To be honest even today losing can still bug me, although definitely not to the same degree. This absurd distaste for losing almost certainly makes me a stronger player, but at what cost? I was incredibly adept at scrambling in losing situations, vigilant about rules problems, etc. Losing was really unpleasant, so I worked really hard to not get there. But its inevitability kept casting a pall over the games, so that I was so focused on the outcome I couldn't enjoy the process. These days I try hard, thought it seemed so effortless back then, at trying to do the turns right and not stress on how the game actually turns out.

Because lately Magic has been transitioning away for me. My education is not dull, and is quite time-consuming. When I'm not studying, which is approximately never, spending time with loved ones and keeping the house in order seems paramount to slinging spells. To be fair, I've done a lot. From the highest level of competition, to playing around Anthony Alongi's kitchen table, to the opportunity to write about Magic, to actually making cards, and even producing some card names and flavor texts. There's not a whole lot further to go, which I define as critical to getting that sense of satisfaction out of activities. Of course the competitive thirst is still there, but that's also been balanced out with other activities. School can be plenty competitive, but besides that every Wednesday our dodgeball league meets for some games. A little variety and a little intensity and that itch is scratched well enough. Yet I still play, and have no plans to retire anytime soon.

Why do I still play? Magic offers an amazing amount of reasons to play, even though it can be taken too far. These days I play to see friends and have some fun, which I think are pretty good reasons. When the mood strikes, I'll load up Magic Online and hit a queue (biased or not, I still think Lorwyn / Lorwyn / Morningtide is one of the best Limited formats of all time). I could imagine trying to hit the circuit later on, but mostly, it's comforting to have a game which I still enjoy playing, and with whom I still enjoy playing with.
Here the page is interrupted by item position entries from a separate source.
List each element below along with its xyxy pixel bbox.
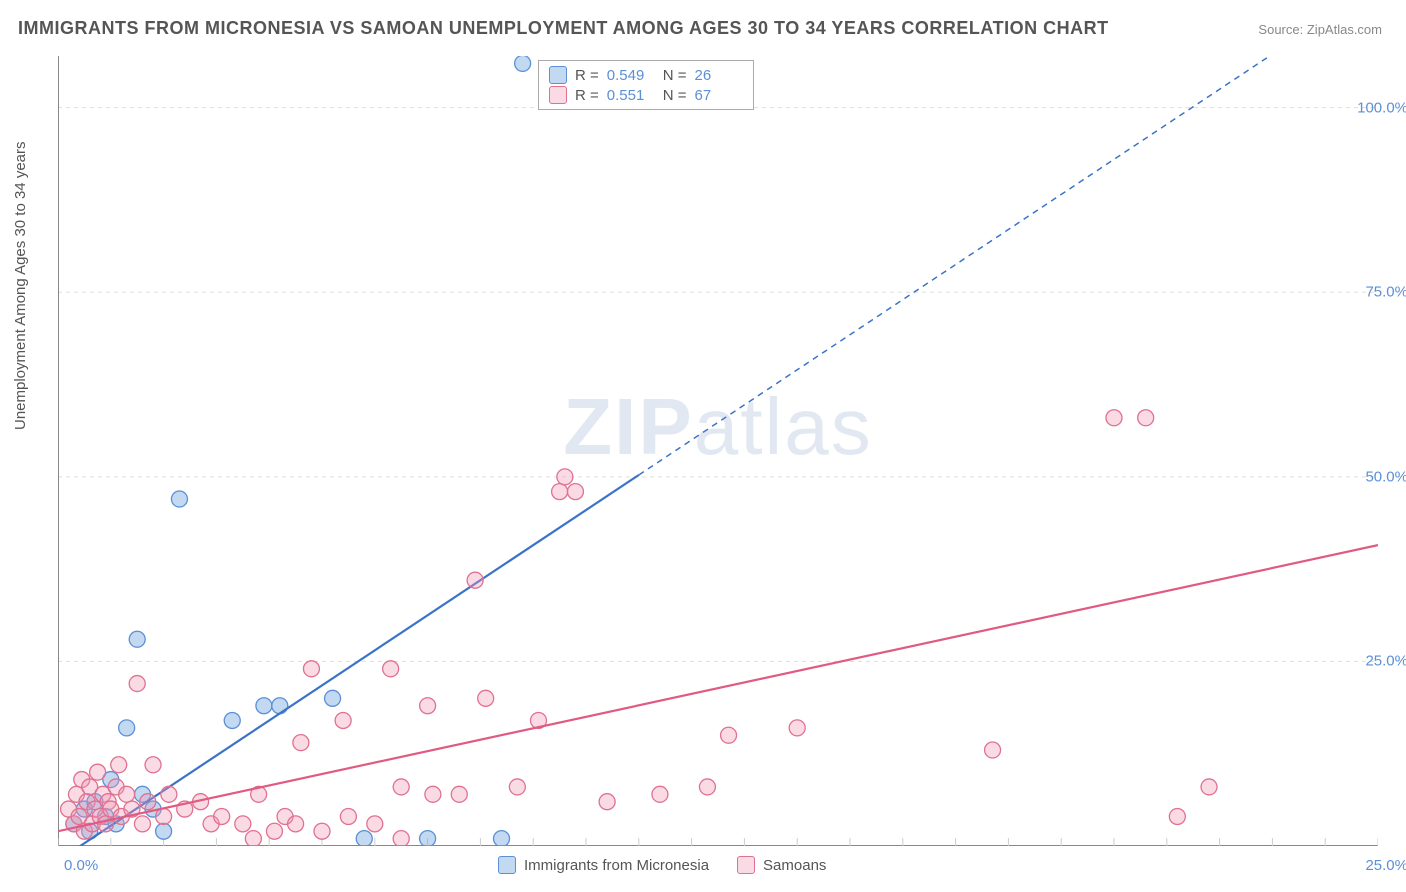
series-swatch	[549, 86, 567, 104]
stats-row: R = 0.551 N = 67	[549, 85, 743, 105]
r-label: R =	[575, 67, 599, 84]
y-tick-label: 100.0%	[1357, 99, 1406, 116]
y-axis-title: Unemployment Among Ages 30 to 34 years	[12, 141, 29, 430]
y-tick-label: 50.0%	[1365, 468, 1406, 485]
series-swatch	[737, 856, 755, 874]
legend-item: Samoans	[737, 856, 826, 874]
source-value: ZipAtlas.com	[1307, 22, 1382, 37]
n-label: N =	[663, 67, 687, 84]
source-label: Source:	[1258, 22, 1303, 37]
series-name: Samoans	[763, 857, 826, 874]
series-swatch	[498, 856, 516, 874]
bottom-legend: Immigrants from Micronesia Samoans	[498, 856, 826, 874]
chart-plot-area: ZIPatlas R =0.549N =26R =0.551N =67 0.0%…	[58, 56, 1378, 846]
source-attribution: Source: ZipAtlas.com	[1258, 22, 1382, 37]
y-tick-label: 75.0%	[1365, 284, 1406, 301]
n-value: 67	[695, 87, 743, 104]
chart-title: IMMIGRANTS FROM MICRONESIA VS SAMOAN UNE…	[18, 18, 1109, 39]
series-swatch	[549, 66, 567, 84]
stats-legend-box: R = 0.549 N = 26 R = 0.551 N = 67	[538, 60, 754, 110]
x-axis-origin-label: 0.0%	[64, 857, 98, 874]
legend-item: Immigrants from Micronesia	[498, 856, 709, 874]
r-value: 0.549	[607, 67, 655, 84]
n-label: N =	[663, 87, 687, 104]
stats-row: R = 0.549 N = 26	[549, 65, 743, 85]
n-value: 26	[695, 67, 743, 84]
x-axis-max-label: 25.0%	[1365, 857, 1406, 874]
chart-svg	[58, 56, 1378, 846]
series-name: Immigrants from Micronesia	[524, 857, 709, 874]
r-label: R =	[575, 87, 599, 104]
r-value: 0.551	[607, 87, 655, 104]
y-tick-label: 25.0%	[1365, 653, 1406, 670]
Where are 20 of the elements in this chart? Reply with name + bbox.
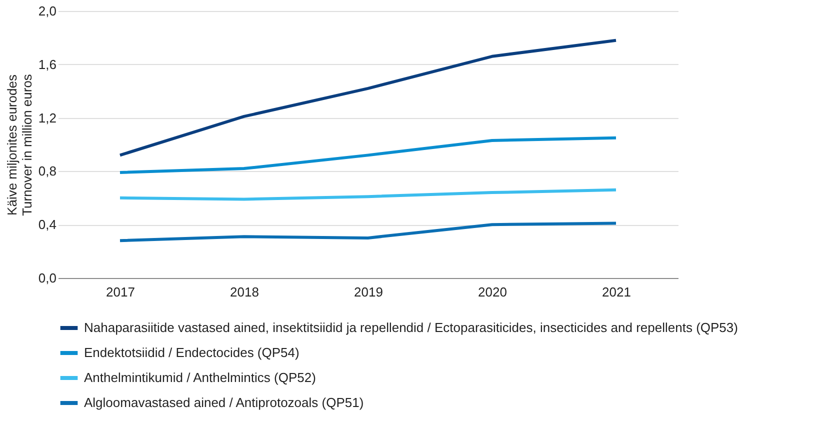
y-tick-label: 0,0 — [38, 270, 56, 286]
x-tick-label: 2017 — [106, 284, 135, 300]
y-tick-label: 1,2 — [38, 110, 56, 126]
line-series — [118, 136, 618, 174]
legend-label: Endektotsiidid / Endectocides (QP54) — [84, 345, 300, 360]
y-tick-label: 1,6 — [38, 56, 56, 72]
y-tick-label: 0,4 — [38, 217, 56, 232]
y-tick-label: 2,0 — [38, 4, 56, 18]
line-series — [118, 222, 618, 242]
legend-label: Nahaparasiitide vastased ained, insektitsiidid ja repellendid / Ectoparasiticides, insecticides and repellents (QP53) — [84, 320, 738, 335]
y-axis-title: Käive miljonites eurodes Turnover in million euros — [4, 74, 34, 216]
x-tick-label: 2020 — [478, 284, 507, 300]
legend-label: Algloomavastased ained / Antiprotozoals (QP51) — [84, 395, 364, 410]
legend-label: Anthelmintikumid / Anthelmintics (QP52) — [84, 370, 316, 385]
x-tick-label: 2019 — [354, 284, 383, 300]
line-series — [118, 188, 618, 201]
line-series — [118, 38, 618, 157]
x-tick-label: 2021 — [602, 284, 631, 300]
x-tick-label: 2018 — [230, 284, 259, 300]
y-tick-label: 0,8 — [38, 164, 56, 179]
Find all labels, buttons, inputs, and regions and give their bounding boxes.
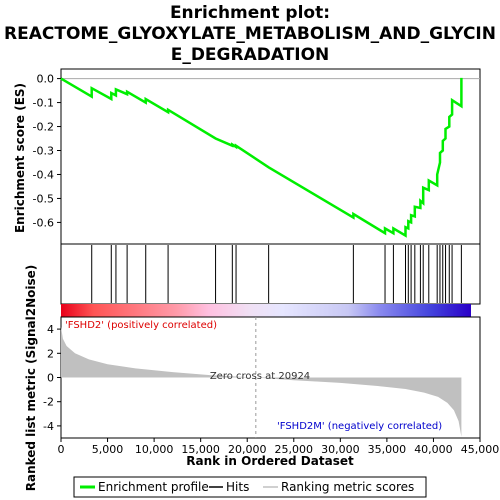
- chart-title-line1: Enrichment plot:: [170, 3, 330, 23]
- hits-panel-frame: [60, 243, 481, 305]
- metric-y-tick-label: 0: [47, 372, 54, 385]
- es-y-tick-label: -0.3: [33, 145, 54, 158]
- zero-cross-label: Zero cross at 20924: [210, 371, 310, 382]
- es-panel-frame: [60, 68, 481, 245]
- x-tick-label: 25,000: [275, 443, 314, 456]
- x-tick-label: 40,000: [414, 443, 453, 456]
- metric-y-tick-label: -4: [43, 420, 54, 433]
- ranking-metric-area: [61, 326, 462, 437]
- enrichment-profile-line: [60, 77, 463, 238]
- es-y-tick-label: 0.0: [37, 73, 55, 86]
- x-tick-label: 15,000: [181, 443, 220, 456]
- x-tick-label: 10,000: [135, 443, 174, 456]
- legend-metric-label: Ranking metric scores: [281, 480, 414, 494]
- x-tick-label: 30,000: [321, 443, 360, 456]
- x-tick-label: 20,000: [228, 443, 267, 456]
- x-tick-label: 5,000: [92, 443, 124, 456]
- es-y-tick-label: -0.2: [33, 121, 54, 134]
- x-tick-label: 45,000: [461, 443, 500, 456]
- es-axis-title: Enrichment score (ES): [13, 83, 27, 233]
- es-y-tick-label: -0.1: [33, 97, 54, 110]
- metric-y-tick-label: -2: [43, 396, 54, 409]
- metric-y-tick-label: 2: [47, 347, 54, 360]
- es-y-tick-label: -0.6: [33, 216, 54, 229]
- metric-y-tick-label: 4: [47, 323, 54, 336]
- legend-box: [73, 476, 427, 498]
- positive-correlation-label: 'FSHD2' (positively correlated): [65, 320, 217, 331]
- ranking-heatmap-bar: [61, 304, 471, 317]
- chart-title-line2: REACTOME_GLYOXYLATE_METABOLISM_AND_GLYCI…: [4, 24, 496, 44]
- es-y-tick-label: -0.5: [33, 192, 54, 205]
- es-y-tick-label: -0.4: [33, 168, 54, 181]
- legend-hits-label: Hits: [226, 480, 249, 494]
- legend-enrichment-label: Enrichment profile: [98, 480, 209, 494]
- x-tick-label: 0: [58, 443, 65, 456]
- metric-axis-title: Ranked list metric (Signal2Noise): [24, 265, 38, 492]
- x-tick-label: 35,000: [368, 443, 407, 456]
- chart-title-line3: E_DEGRADATION: [171, 45, 330, 65]
- negative-correlation-label: 'FSHD2M' (negatively correlated): [277, 421, 442, 432]
- x-axis-title: Rank in Ordered Dataset: [186, 454, 354, 468]
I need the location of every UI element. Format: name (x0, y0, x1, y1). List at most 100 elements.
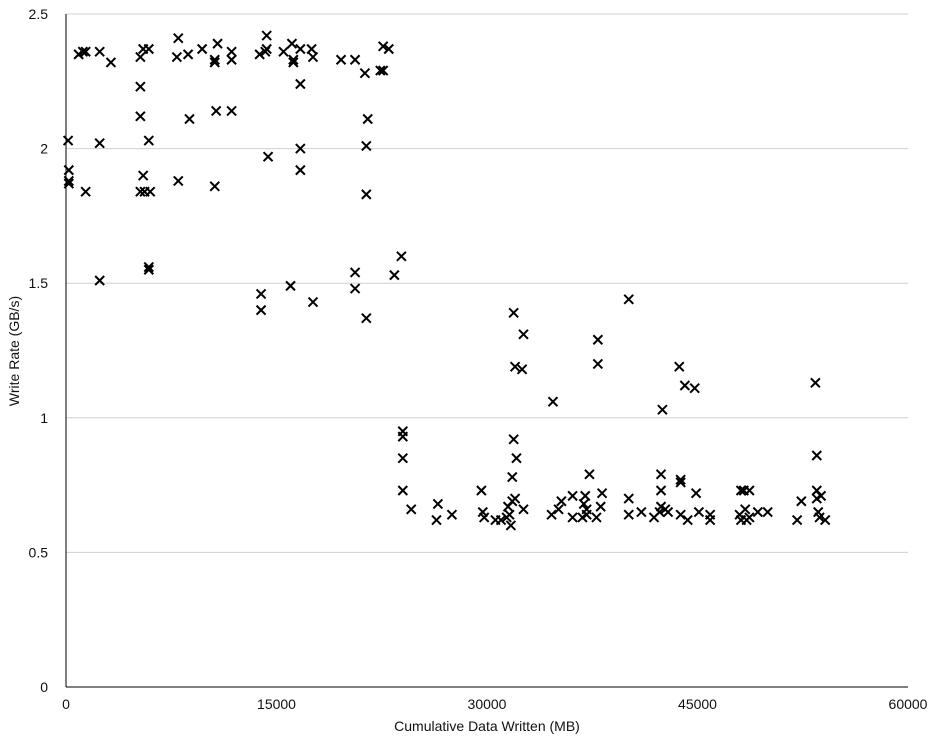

Why talk about this at all? A lot of people get dangerously invested in the game, so that their original reasons for playing become swallowed up. BDM recently spoke on how people started playing Magic. Are those reasons for your playing still true today? If not, should they be? Those appraisals allow you to make the course corrections necessary to continue enjoying what you do; to keep things dynamic instead of routine, expanding instead of maintaining. "Do the best you can to enjoy what you do" is the strongest lesson I can deliver.

And just like that, we've reached the end. This game has given me quite a bit, and I'm grateful for the opportunities I've received and especially the people I've met. If statistics are any indication, a large number of you are awesome people, and I appreciate your allowing me to share these tips and experiences over the previous months. It's been a pleasure. Best of luck to all your future endeavors, and thanks for reading.